49: A License to Love

49: A License to Love

From Chicken Soup for the Soul: Messages from Heaven

A License to Love

Our perfect companions never have fewer than four feet.

~Colette

It was love at first sight. The first time I held him in my arms, I knew I had to have him. No, it wasn’t a man who won my affections! It was a Peek-a-Poo dubbed Micado by the boyfriend who bought him for me. “Cado” was small in size, but big on attitude. He resembled a gremlin and had an under-bite that made you quietly giggle every time you looked at him. His vocabulary was impressive. He understood words like ride, walk, kids, potty, bed, eat, bath, and especially ice cream! But it was more than that. He intently studied my face when I talked to him, trying to understand what I was saying. Even if he couldn’t understand my words, he always seemed to know what I was feeling. We had a deep connection, an unbreakable bond.

Cado seemed to think it was his God-given right to be pampered and I certainly did my best to oblige! After fifteen Christmases, he learned to open gifts and came to expect his own when everyone got theirs. In fact, one year I didn’t buy or wrap any presents for him. Not a problem, he just opened mine! Needless to say, he never had another gift-less Christmas!

As he started to age and developed typical senior maladies, I tried to prepare for the eventuality of life without my loyal companion. I told myself that as long as he was happy and not in pain, I would not let him go. I also made a silent promise that I would never let him suffer, but would do the right thing if it got to that point. In spite of arthritis, he continued to play. We took shorter walks. When he lost his appetite, I changed his diet from dry dog food to canned dog food, then to people food like soups, rice and broth.

When he couldn’t keep any food down for several days straight, we made the emergency trip to the vet’s office. It was a Friday. X-rays and ultrasound showed what appeared to be a large tumor on his stomach. I had three choices — surgery, an agonizing death when the tumor burst (as it was sure to do within days) or euthanasia. Surgery offered no guarantees and I couldn’t put him through such an ordeal. There was really only one option. I wanted his last moments on earth to be peaceful. I would be with him to the end. I wanted the last face he saw to be mine and his last memories to be the overwhelming love I had for him. The shot was administered and the vet left the room. Cado’s eyes were fixed on me while I softly told him how glad I was to have had him in my life, how much I would miss him and how we would someday meet again. His eyes slowly closed and he was gone.

I can’t even begin to describe the sadness and loneliness I felt at the loss of my Micado. For many nights, I lay in bed clutching his favorite sweater and crying myself to sleep. Eventually I started visiting local animal shelters and the pet refuge looking for a dog to fill the huge empty place in my heart. But every visit resulted in the same outcome. None of the dogs, no matter how sweet, how playful, how deserving, were Micado. No dog measured up to him. I just couldn’t disrespect his memory by allowing another dog to take his place in my home or in my heart.

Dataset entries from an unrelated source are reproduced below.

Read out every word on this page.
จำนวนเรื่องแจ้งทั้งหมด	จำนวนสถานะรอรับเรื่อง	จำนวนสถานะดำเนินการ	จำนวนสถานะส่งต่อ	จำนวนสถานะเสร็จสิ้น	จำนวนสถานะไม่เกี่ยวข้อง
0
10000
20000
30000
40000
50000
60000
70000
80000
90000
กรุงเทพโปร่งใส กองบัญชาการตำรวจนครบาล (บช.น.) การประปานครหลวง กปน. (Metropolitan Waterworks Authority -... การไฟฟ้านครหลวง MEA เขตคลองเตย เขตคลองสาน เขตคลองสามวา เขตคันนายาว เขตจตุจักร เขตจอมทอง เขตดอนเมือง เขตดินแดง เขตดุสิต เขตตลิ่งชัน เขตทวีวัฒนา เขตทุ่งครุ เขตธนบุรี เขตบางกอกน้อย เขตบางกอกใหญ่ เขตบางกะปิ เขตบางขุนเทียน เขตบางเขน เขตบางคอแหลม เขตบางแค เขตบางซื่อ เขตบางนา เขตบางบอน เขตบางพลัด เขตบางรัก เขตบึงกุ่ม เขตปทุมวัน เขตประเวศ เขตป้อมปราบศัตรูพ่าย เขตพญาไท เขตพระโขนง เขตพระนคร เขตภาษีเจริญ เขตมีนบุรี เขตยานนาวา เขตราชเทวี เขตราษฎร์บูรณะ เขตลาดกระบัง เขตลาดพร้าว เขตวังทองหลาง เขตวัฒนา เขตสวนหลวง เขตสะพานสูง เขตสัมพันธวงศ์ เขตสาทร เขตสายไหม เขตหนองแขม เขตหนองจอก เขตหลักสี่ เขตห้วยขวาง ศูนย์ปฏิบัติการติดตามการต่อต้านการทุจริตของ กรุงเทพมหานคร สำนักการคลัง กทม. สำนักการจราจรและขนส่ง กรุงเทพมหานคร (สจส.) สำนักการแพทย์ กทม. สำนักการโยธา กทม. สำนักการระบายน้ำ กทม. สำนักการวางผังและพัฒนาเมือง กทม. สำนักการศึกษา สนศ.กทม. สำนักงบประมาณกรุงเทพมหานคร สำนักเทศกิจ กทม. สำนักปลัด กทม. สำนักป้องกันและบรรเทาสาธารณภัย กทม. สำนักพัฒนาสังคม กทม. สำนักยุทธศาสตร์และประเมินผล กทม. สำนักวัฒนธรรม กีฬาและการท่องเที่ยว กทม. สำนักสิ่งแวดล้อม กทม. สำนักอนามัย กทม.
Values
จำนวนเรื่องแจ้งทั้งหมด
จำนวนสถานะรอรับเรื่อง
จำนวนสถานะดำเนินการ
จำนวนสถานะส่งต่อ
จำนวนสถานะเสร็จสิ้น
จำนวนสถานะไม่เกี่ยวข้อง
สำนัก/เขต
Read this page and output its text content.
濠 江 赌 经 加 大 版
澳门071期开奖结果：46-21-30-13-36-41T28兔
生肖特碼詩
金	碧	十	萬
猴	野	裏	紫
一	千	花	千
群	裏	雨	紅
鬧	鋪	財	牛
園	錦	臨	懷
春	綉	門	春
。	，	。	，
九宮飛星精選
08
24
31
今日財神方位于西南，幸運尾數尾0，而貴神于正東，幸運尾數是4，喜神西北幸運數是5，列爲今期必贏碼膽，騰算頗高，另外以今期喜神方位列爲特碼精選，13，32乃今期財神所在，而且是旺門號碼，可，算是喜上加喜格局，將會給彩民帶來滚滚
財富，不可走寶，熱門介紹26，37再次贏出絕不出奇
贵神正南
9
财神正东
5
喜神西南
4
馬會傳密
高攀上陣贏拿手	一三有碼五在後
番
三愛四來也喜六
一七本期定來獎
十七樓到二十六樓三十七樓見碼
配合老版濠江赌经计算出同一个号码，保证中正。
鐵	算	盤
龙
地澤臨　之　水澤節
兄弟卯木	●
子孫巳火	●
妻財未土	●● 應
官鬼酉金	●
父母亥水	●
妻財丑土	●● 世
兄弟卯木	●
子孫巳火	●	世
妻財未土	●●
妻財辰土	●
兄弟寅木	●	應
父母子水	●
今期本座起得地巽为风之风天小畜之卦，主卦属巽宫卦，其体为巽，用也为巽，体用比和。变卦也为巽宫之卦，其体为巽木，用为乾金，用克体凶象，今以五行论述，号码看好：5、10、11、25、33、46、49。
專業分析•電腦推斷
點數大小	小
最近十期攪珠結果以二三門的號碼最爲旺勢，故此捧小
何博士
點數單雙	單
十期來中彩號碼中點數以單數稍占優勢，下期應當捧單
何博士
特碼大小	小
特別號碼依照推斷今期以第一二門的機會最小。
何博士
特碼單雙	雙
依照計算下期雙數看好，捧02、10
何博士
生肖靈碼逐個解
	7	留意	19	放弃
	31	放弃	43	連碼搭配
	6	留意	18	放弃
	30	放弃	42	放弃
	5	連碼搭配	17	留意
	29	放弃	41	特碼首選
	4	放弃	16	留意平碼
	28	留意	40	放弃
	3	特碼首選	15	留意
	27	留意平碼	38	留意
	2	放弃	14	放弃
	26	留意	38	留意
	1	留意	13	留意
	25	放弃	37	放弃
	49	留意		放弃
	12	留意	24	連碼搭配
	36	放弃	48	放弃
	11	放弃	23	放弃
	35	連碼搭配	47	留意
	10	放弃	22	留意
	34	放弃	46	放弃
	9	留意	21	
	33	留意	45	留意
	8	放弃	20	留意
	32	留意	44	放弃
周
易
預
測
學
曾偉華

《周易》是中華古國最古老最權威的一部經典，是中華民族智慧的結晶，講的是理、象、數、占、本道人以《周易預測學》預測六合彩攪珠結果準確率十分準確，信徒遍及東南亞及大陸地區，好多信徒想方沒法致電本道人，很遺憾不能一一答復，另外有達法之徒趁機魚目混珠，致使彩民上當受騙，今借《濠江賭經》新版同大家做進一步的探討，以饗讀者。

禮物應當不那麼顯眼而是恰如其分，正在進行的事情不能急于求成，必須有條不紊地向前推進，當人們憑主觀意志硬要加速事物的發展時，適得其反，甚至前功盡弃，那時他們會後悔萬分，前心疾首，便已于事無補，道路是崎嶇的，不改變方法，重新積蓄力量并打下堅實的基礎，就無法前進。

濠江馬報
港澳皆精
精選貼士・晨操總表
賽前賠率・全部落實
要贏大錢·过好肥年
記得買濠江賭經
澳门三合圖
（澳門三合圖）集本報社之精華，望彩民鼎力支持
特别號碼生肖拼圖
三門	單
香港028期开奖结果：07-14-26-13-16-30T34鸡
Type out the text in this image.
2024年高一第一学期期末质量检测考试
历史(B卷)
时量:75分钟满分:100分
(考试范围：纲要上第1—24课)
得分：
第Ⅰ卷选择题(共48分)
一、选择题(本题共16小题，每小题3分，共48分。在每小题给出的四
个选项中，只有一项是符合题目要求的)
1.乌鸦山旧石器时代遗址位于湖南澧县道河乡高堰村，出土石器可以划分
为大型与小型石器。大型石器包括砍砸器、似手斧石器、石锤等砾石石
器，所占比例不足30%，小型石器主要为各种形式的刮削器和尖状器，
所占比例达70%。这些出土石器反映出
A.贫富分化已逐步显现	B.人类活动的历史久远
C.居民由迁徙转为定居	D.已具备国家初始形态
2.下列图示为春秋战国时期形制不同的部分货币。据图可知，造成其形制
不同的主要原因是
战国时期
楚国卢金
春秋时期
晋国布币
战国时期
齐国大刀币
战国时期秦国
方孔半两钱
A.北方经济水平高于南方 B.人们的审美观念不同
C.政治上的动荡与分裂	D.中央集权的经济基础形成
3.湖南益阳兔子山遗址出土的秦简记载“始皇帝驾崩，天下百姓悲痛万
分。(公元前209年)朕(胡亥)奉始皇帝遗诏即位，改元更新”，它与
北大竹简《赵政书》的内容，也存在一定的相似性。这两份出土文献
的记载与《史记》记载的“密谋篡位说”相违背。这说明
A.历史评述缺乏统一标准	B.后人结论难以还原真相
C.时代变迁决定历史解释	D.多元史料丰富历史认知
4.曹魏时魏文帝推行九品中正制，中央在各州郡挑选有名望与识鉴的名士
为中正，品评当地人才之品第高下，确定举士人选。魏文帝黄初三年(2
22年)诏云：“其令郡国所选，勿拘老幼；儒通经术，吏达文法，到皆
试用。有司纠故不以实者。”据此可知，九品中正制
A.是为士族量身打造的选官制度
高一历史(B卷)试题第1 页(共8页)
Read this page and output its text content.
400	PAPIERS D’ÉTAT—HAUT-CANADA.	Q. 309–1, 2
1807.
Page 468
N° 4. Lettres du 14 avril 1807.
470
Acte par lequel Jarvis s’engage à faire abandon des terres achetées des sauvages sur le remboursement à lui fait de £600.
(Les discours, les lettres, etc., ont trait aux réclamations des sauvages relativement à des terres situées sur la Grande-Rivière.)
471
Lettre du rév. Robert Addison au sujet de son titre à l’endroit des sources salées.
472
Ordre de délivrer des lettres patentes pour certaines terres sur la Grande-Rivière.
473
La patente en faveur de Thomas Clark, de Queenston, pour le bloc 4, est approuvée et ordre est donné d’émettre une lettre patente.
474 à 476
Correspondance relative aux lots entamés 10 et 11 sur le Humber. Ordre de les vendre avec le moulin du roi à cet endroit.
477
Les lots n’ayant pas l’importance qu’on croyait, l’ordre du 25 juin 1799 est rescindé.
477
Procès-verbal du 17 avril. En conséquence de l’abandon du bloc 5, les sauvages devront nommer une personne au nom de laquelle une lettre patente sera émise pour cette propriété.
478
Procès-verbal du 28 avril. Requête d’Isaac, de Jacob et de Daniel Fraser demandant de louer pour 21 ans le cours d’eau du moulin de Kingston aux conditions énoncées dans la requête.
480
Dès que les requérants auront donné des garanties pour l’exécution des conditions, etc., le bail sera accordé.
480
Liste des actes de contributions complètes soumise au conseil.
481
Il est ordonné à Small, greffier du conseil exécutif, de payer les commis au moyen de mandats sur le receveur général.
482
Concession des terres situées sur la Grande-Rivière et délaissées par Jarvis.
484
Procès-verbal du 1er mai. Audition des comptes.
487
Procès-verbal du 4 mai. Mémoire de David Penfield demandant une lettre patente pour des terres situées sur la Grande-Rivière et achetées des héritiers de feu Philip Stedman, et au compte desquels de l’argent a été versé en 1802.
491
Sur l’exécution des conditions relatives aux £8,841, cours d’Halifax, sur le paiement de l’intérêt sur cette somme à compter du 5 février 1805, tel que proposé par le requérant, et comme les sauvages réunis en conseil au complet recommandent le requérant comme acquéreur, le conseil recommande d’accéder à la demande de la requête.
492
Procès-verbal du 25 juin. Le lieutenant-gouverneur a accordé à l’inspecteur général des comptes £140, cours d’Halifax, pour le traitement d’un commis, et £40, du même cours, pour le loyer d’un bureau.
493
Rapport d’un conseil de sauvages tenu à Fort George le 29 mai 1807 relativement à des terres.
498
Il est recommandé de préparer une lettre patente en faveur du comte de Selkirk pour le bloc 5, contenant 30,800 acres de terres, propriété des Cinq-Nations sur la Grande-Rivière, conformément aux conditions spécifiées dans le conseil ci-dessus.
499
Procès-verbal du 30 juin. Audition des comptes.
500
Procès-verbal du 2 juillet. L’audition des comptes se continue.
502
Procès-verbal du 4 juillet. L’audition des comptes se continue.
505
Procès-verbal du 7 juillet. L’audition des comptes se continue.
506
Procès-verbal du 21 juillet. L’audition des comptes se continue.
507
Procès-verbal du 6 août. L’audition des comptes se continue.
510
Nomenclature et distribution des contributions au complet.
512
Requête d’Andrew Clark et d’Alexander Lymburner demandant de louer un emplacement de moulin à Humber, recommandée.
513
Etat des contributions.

I continued to grieve for about a year. Then one night, Micado came to me in a dream. In this dream, I looked out my living room window to see my front yard filled with hundreds of dogs, all sizes, colors and breeds! As I stood there in awe, a voice said, “They are here for you. I want another dog to know the kind of love you gave to me. Pick me up so I can see them too!” It was Micado. I picked him up, and as I held him in my arms, I could truly feel the weight and warmth of his body against mine. I could feel the love he had for me. As he and I surveyed the dogs outside, I reluctantly awakened from the comforting moments I had spent with him. As I thought about the strange and powerful dream, a deep understanding washed over me. The bond between us had transcended death. Micado had come back to ease my pain. He had come back to let me know that he knew how much I loved him and that his special place in my heart would never be threatened, even by another dog. He was there to let me know he didn’t want me to be lonely or sad any longer.

A few weeks after the dream, a message went out to all users on our corporate e-mail system advertising a Shih Tzu free to a good home. I was the first of fifteen callers and told the young doctor’s wife about Micado, my loss, and finally being ready to get another dog. I made arrangements to meet Xander that very night. Although they had many responses to the e-mail, they told me they had no plans to interview other people. If I was interested, Xander was mine. In spite of Xander’s complete disinterest in me (in fact he growled, barked and would not let me near him), I knew he was the one. I knew I would take him home with me and win him over. That was four years ago. Xander is not Micado, but he doesn’t need to be. Xander is very special in his own right and I pamper him shamelessly! He has found a permanent home and a lasting place in my heart. He can thank Micado for that.